Thursday, May 25, 2000
The Security Council will hold informal consultations on the UN Disengagement Observer Force (UNDOF) in the Golan Heights and the UN Mission for the Referendum in Western Sahara (MINURSO). The current mandates of both Missions expire on May 31. In the afternoon, the Security Council has scheduled an open briefing on East Timor.
The Secretary-General will travel to Washington, D.C. for one day, where he will deliver a commencement address at the Johns Hopkins School of Advanced International Studies.

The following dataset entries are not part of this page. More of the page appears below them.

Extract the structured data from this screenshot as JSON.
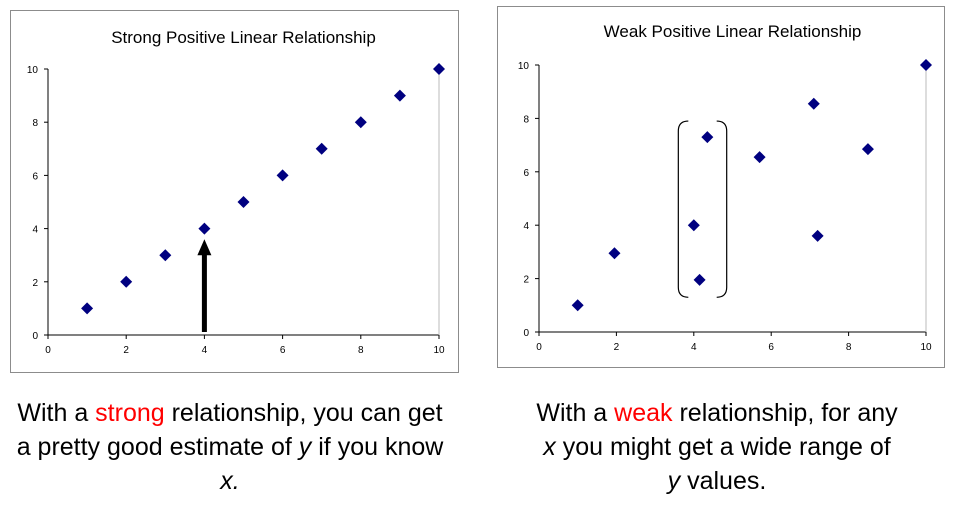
{
  "chart_data": [
    {
      "type": "scatter",
      "title": "Strong Positive Linear Relationship",
      "xlim": [
        0,
        10
      ],
      "ylim": [
        0,
        10
      ],
      "x_ticks": [
        0,
        2,
        4,
        6,
        8,
        10
      ],
      "y_ticks": [
        0,
        2,
        4,
        6,
        8,
        10
      ],
      "grid": false,
      "marker_color": "#000080",
      "points": [
        {
          "x": 1,
          "y": 1
        },
        {
          "x": 2,
          "y": 2
        },
        {
          "x": 3,
          "y": 3
        },
        {
          "x": 4,
          "y": 4
        },
        {
          "x": 5,
          "y": 5
        },
        {
          "x": 6,
          "y": 6
        },
        {
          "x": 7,
          "y": 7
        },
        {
          "x": 8,
          "y": 8
        },
        {
          "x": 9,
          "y": 9
        },
        {
          "x": 10,
          "y": 10
        }
      ],
      "annotations": [
        {
          "type": "arrow",
          "from": {
            "x": 4,
            "y": 0
          },
          "to": {
            "x": 4,
            "y": 3.6
          },
          "color": "#000000"
        }
      ]
    },
    {
      "type": "scatter",
      "title": "Weak Positive Linear Relationship",
      "xlim": [
        0,
        10
      ],
      "ylim": [
        0,
        10
      ],
      "x_ticks": [
        0,
        2,
        4,
        6,
        8,
        10
      ],
      "y_ticks": [
        0,
        2,
        4,
        6,
        8,
        10
      ],
      "grid": false,
      "marker_color": "#000080",
      "points": [
        {
          "x": 1,
          "y": 1
        },
        {
          "x": 1.95,
          "y": 2.95
        },
        {
          "x": 4,
          "y": 4
        },
        {
          "x": 4.15,
          "y": 1.95
        },
        {
          "x": 4.35,
          "y": 7.3
        },
        {
          "x": 5.7,
          "y": 6.55
        },
        {
          "x": 7.1,
          "y": 8.55
        },
        {
          "x": 7.2,
          "y": 3.6
        },
        {
          "x": 8.5,
          "y": 6.85
        },
        {
          "x": 10,
          "y": 10
        }
      ],
      "annotations": [
        {
          "type": "bracket",
          "x_range": [
            3.6,
            4.85
          ],
          "y_range": [
            1.3,
            7.9
          ],
          "color": "#000000"
        }
      ]
    }
  ],
  "captions": {
    "left": {
      "p1": "With a ",
      "highlight": "strong",
      "p2": " relationship, you can get a pretty good estimate of ",
      "v1": "y",
      "p3": " if you know ",
      "v2": "x.",
      "highlight_color": "#ff0000"
    },
    "right": {
      "p1": "With a ",
      "highlight": "weak",
      "p2": " relationship, for any ",
      "v1": "x",
      "p3": " you might get a wide range of ",
      "v2": "y",
      "p4": " values.",
      "highlight_color": "#ff0000"
    }
  }
}
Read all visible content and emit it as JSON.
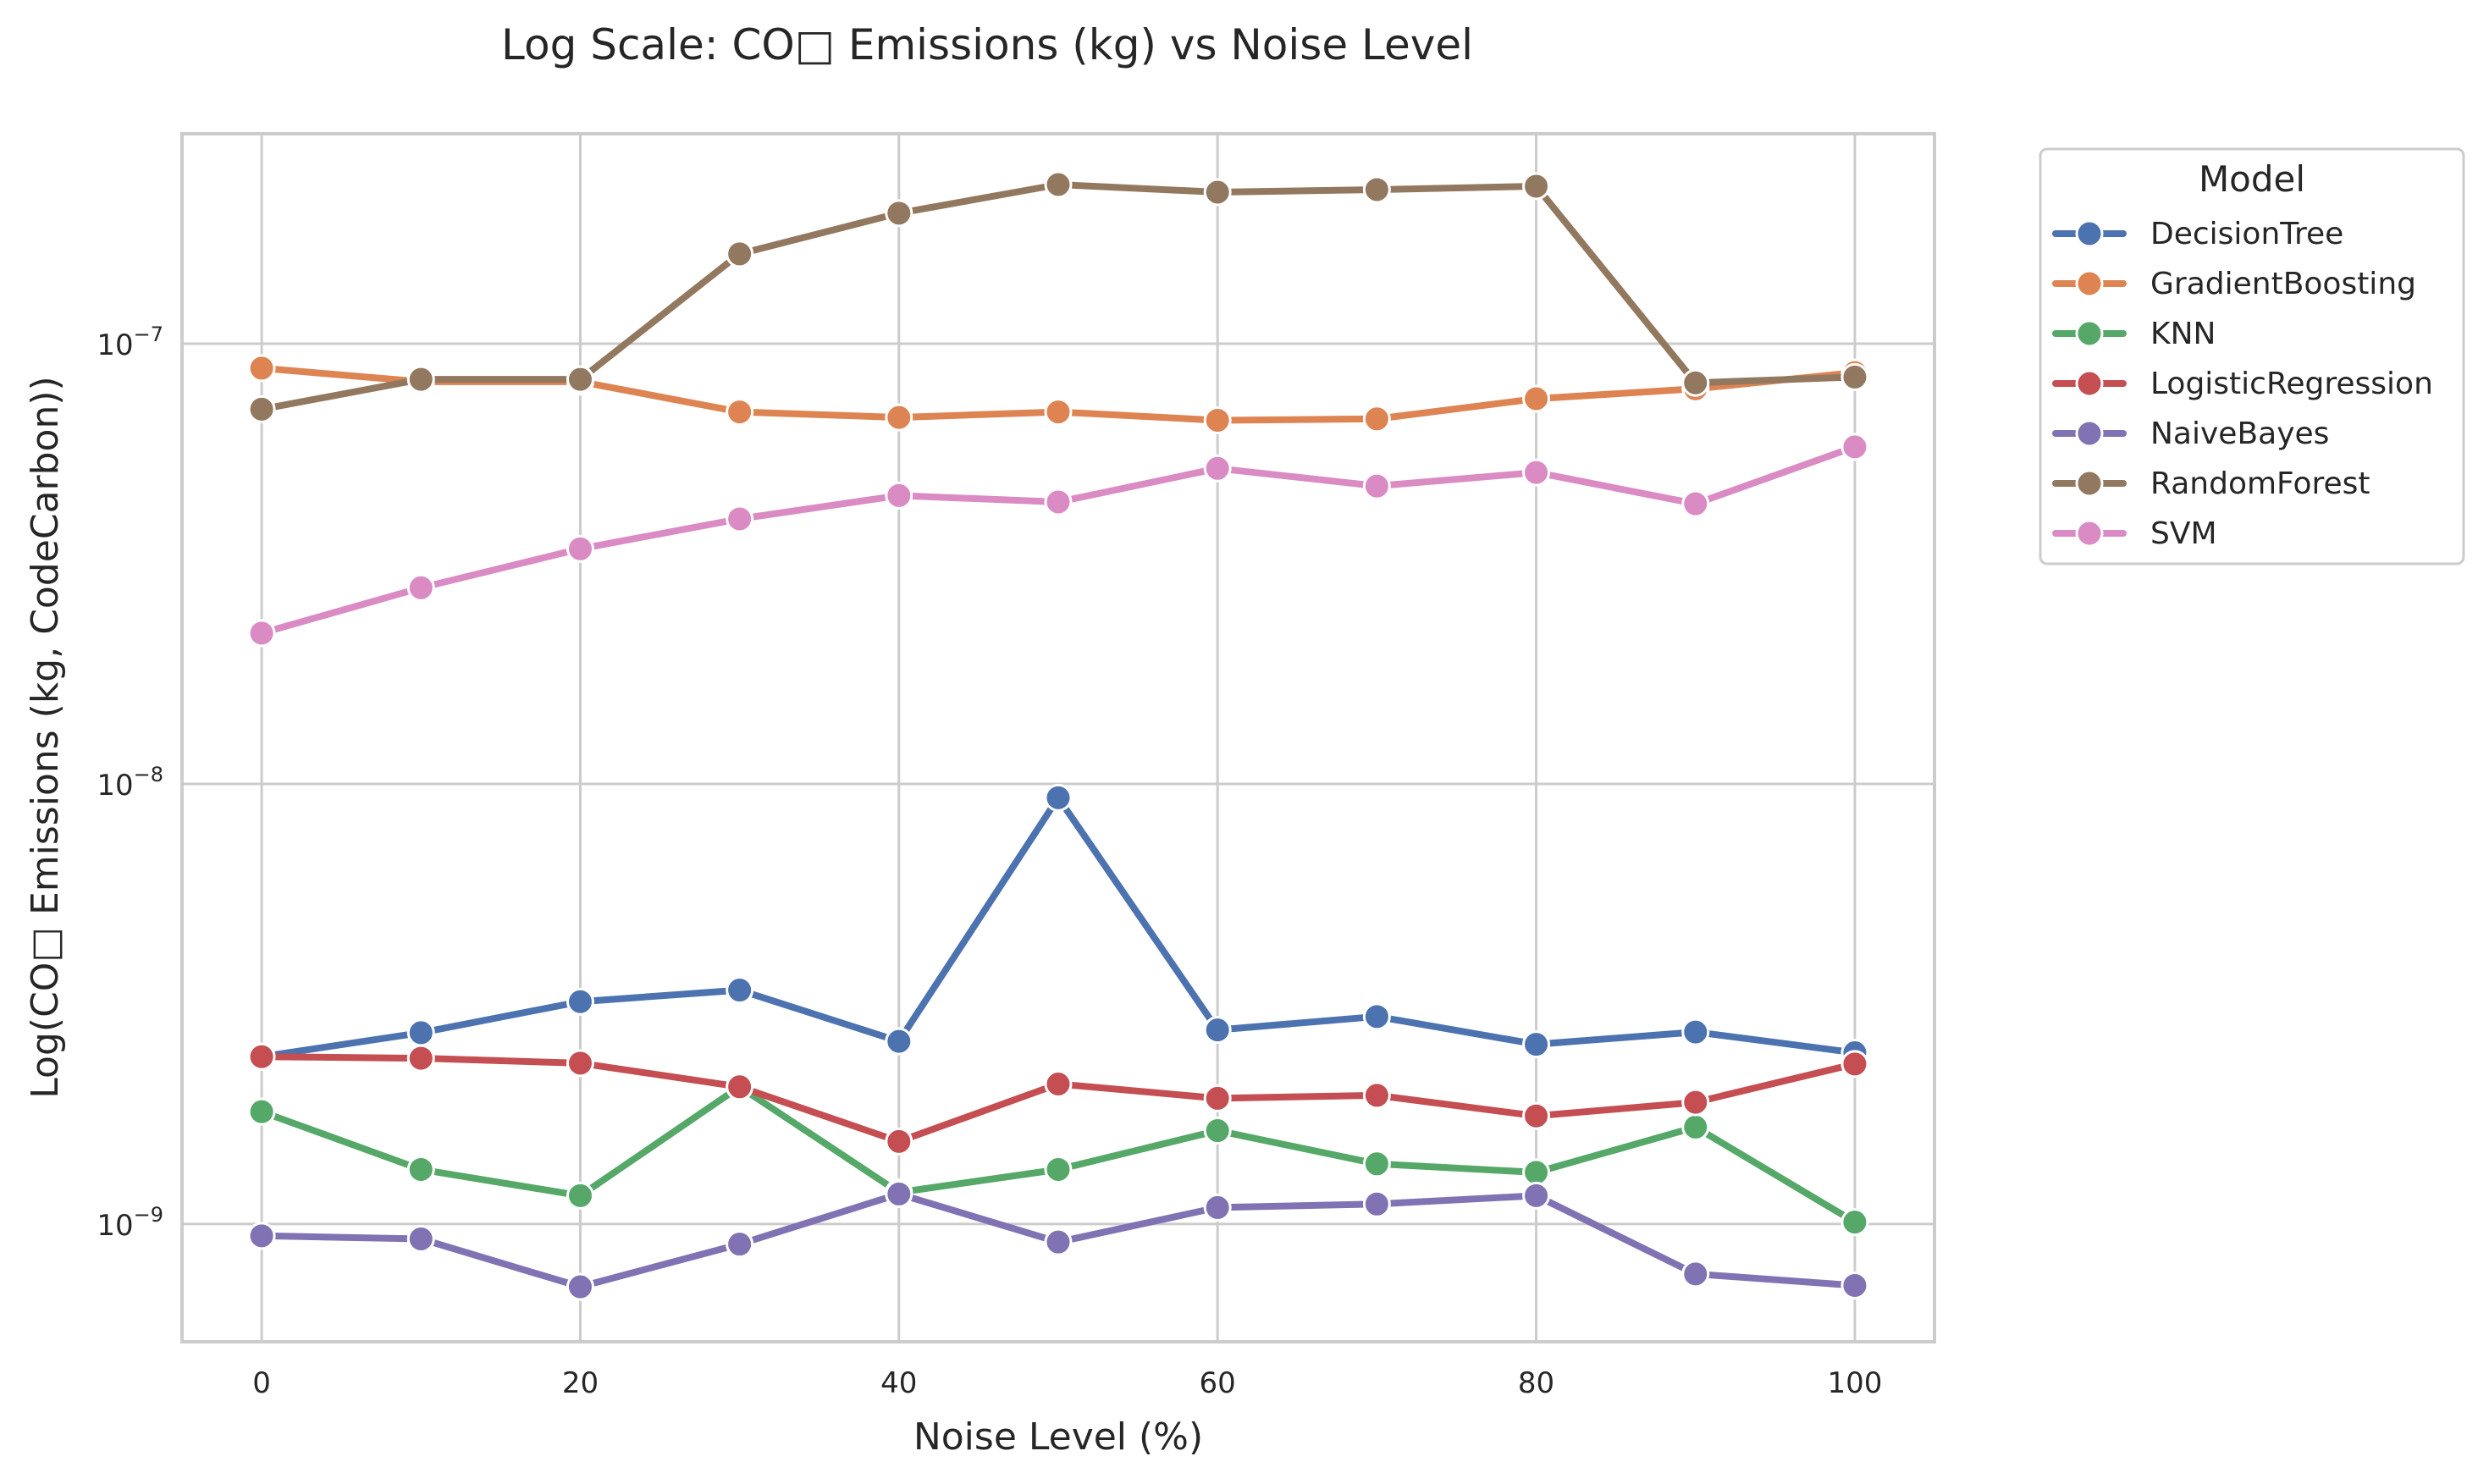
{
  "chart_data": {
    "type": "line",
    "title": "Log Scale: CO□ Emissions (kg) vs Noise Level",
    "xlabel": "Noise Level (%)",
    "ylabel": "Log(CO□ Emissions (kg, CodeCarbon))",
    "yscale": "log",
    "xlim": [
      -5,
      105
    ],
    "ylim": [
      5.4e-10,
      3e-07
    ],
    "x_ticks": [
      0,
      20,
      40,
      60,
      80,
      100
    ],
    "y_ticks": [
      {
        "value": 1e-09,
        "mantissa": "10",
        "exponent": "−9"
      },
      {
        "value": 1e-08,
        "mantissa": "10",
        "exponent": "−8"
      },
      {
        "value": 1e-07,
        "mantissa": "10",
        "exponent": "−7"
      }
    ],
    "grid": true,
    "legend": {
      "title": "Model",
      "placement": "outside-right-top"
    },
    "x": [
      0,
      10,
      20,
      30,
      40,
      50,
      60,
      70,
      80,
      90,
      100
    ],
    "series": [
      {
        "name": "DecisionTree",
        "color": "#4c72b0",
        "values": [
          2.4e-09,
          2.72e-09,
          3.2e-09,
          3.4e-09,
          2.6e-09,
          9.3e-09,
          2.76e-09,
          2.96e-09,
          2.56e-09,
          2.73e-09,
          2.45e-09
        ]
      },
      {
        "name": "GradientBoosting",
        "color": "#dd8452",
        "values": [
          8.8e-08,
          8.2e-08,
          8.2e-08,
          7e-08,
          6.8e-08,
          7e-08,
          6.7e-08,
          6.75e-08,
          7.5e-08,
          7.9e-08,
          8.6e-08
        ]
      },
      {
        "name": "KNN",
        "color": "#55a868",
        "values": [
          1.8e-09,
          1.33e-09,
          1.16e-09,
          2.05e-09,
          1.18e-09,
          1.33e-09,
          1.63e-09,
          1.37e-09,
          1.31e-09,
          1.66e-09,
          1.01e-09
        ]
      },
      {
        "name": "LogisticRegression",
        "color": "#c44e52",
        "values": [
          2.4e-09,
          2.38e-09,
          2.32e-09,
          2.05e-09,
          1.54e-09,
          2.08e-09,
          1.93e-09,
          1.96e-09,
          1.76e-09,
          1.89e-09,
          2.31e-09
        ]
      },
      {
        "name": "NaiveBayes",
        "color": "#8172b3",
        "values": [
          9.4e-10,
          9.25e-10,
          7.2e-10,
          9e-10,
          1.17e-09,
          9.1e-10,
          1.09e-09,
          1.11e-09,
          1.16e-09,
          7.7e-10,
          7.25e-10
        ]
      },
      {
        "name": "RandomForest",
        "color": "#937860",
        "values": [
          7.1e-08,
          8.3e-08,
          8.3e-08,
          1.6e-07,
          1.98e-07,
          2.3e-07,
          2.21e-07,
          2.24e-07,
          2.28e-07,
          8.15e-08,
          8.4e-08
        ]
      },
      {
        "name": "SVM",
        "color": "#da8bc3",
        "values": [
          2.2e-08,
          2.79e-08,
          3.42e-08,
          4e-08,
          4.52e-08,
          4.37e-08,
          5.21e-08,
          4.75e-08,
          5.1e-08,
          4.33e-08,
          5.83e-08
        ]
      }
    ]
  }
}
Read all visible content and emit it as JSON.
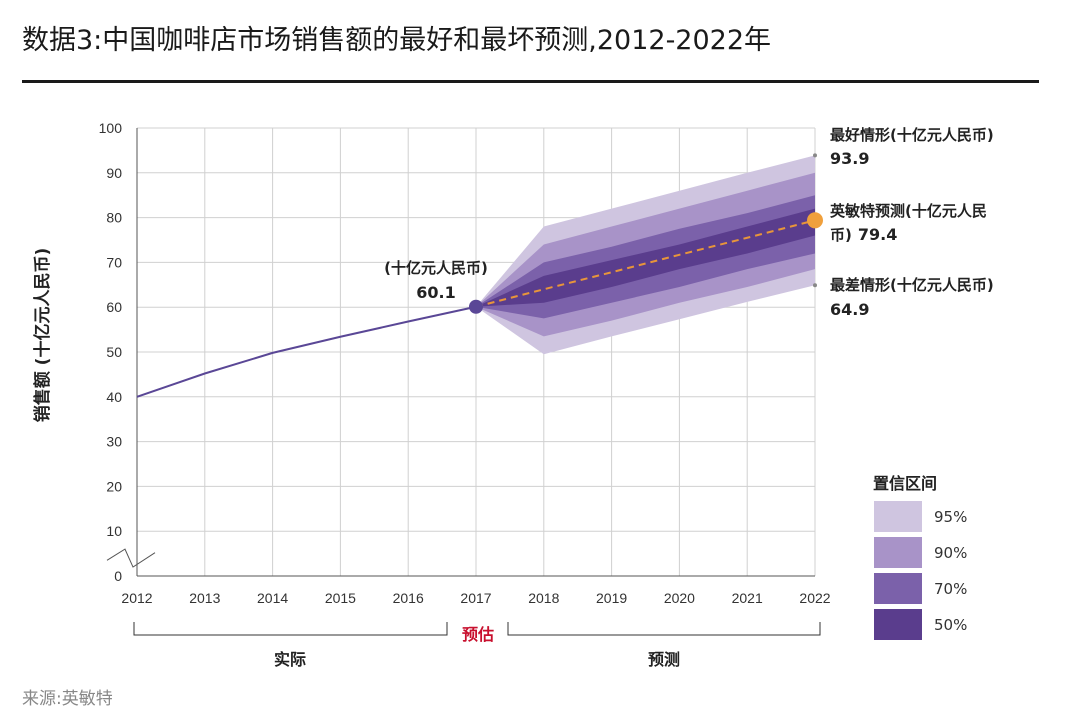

While in Washington, the Secretary-General is also expected to meet with senior U.S. officials and to appear at the John Quincy Adams Lunch with members of the U.S. House of Representatives.
Deputy Secretary-General Louise Fréchette will address the NGO Millennium Forum on the Secretary-General's Millennium Report.
Thursday is the first day of the annual Week of Solidarity with the Peoples of Non-Self-Governing Territories, and has also been designated by the General Assembly as Africa Liberation Day.
Friday, May 26, 2000
Acting Emergency Relief Coordinator Carolyn McAskie will begin a trip to the Federal Republic of Yugoslavia, including Kosovo, which is to last through June 2. During that trip, she will examine the humanitarian situation throughout the Federal Republic of Yugoslavia, including trips to Belgrade, Podgorica and Pristina.